Ghanaians cry out over new tax regime

Special Correspondent
Special Correspondent
Ghana Revenue Authority

The Ashanti Business Owners Association (ABOA) in Ghana has appealed to the government to suspend the implementation of the newly introduced three per cent Valued Added Tax (VAT).

Rather, it said the government should stick to the old 17.5 per cent tax else many businesses would collapse.

The Secretary of ABOA, Mark Osei Boakye, said this at a press briefing in Kumasi that the ‘three per cent ‘was misleading because it rather increased the VAT portfolio to more than 20 per cent.

Currently, the Ghana Revenue Authority (GRA) collects the old 17.5 per cent VAT at the ports and at the manufacturing stage and then goes ahead to charge the new three per cent, making the overhead cost of transacting business very high.

Previously, businessmen struck out the difference between their input and output and the difference was paid to the government as VAT.

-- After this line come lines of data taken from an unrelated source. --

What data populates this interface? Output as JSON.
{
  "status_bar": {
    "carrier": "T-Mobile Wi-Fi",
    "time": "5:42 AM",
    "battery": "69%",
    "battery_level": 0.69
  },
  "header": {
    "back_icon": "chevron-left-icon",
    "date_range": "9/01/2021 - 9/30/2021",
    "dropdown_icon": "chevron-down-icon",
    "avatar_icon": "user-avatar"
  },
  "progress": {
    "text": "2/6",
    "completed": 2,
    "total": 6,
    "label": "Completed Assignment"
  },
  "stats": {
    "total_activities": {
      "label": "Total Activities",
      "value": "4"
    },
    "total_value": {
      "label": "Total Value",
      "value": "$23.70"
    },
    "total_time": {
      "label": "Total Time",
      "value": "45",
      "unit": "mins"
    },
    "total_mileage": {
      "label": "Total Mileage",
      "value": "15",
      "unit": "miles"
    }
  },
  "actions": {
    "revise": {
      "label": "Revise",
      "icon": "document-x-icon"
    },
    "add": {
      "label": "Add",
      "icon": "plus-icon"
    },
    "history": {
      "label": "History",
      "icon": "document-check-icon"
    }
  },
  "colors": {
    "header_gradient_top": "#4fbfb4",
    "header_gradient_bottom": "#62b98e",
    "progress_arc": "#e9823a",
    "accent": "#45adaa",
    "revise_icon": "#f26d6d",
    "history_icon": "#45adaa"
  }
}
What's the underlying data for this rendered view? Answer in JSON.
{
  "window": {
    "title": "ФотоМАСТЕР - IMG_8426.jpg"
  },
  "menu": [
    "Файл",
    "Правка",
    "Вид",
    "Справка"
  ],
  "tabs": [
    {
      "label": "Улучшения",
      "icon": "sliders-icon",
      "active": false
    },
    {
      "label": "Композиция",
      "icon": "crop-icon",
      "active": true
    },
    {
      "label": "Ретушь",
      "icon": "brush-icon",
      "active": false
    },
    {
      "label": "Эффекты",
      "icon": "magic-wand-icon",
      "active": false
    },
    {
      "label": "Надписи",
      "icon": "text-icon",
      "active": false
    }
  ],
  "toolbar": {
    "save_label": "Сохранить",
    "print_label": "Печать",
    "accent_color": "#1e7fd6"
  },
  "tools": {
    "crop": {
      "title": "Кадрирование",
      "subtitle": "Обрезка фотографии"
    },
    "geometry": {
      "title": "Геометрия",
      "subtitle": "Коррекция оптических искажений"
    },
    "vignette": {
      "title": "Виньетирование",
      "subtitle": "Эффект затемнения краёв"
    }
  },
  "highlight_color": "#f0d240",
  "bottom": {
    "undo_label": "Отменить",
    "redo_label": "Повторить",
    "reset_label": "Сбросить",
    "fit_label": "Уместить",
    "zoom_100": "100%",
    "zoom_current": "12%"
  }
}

But as it stands now, businesses are to add their projected profit to the cost of the item which is already high, plus the three per cent VAT and pass it on to the consumer, Boakye explained.

Boakye said the practice was putting businesses at a disadvantage because if the chain of distribution was long, by the time the goods got to the final consumer, the price would just be unbearable.

He added that major companies such as UNILEVER, which were exempted from the VAT, could decide to mount warehouses all over the country and deal directly with the consumers, thereby killing the local businesses.

He said the practice had already taken root in the Ashanti Region where consumers preferred goods from companies with their warehouses than dealing with those in the retail markets.

Boakye suggested that the government should increase the VAT rate at the ports and the manufacturing stages so that there would be no point adding another tax at the distribution stage.

He described the basis for the new tax as unrealistic and urged the government to engage ABOA for a practical demonstration of how the system worked and its effects on the economy.

“The current tax regime is simply killing our businesses; and our appeal is for us to have a fruitful discussion with the government to demonstrate the practical understanding of how the system really works,” he said.

Boakye said the new tax regime favoured those who had not registered for VAT because their prices would always be lower.

He expressed the fear that companies might be compelled, under the circumstance, to lay off a number of workers to reduce their overhead cost, which would invariably have a negative effect on the economy.

He said it was important for the government to find a better way of collecting taxes instead of indirectly asking them to do so.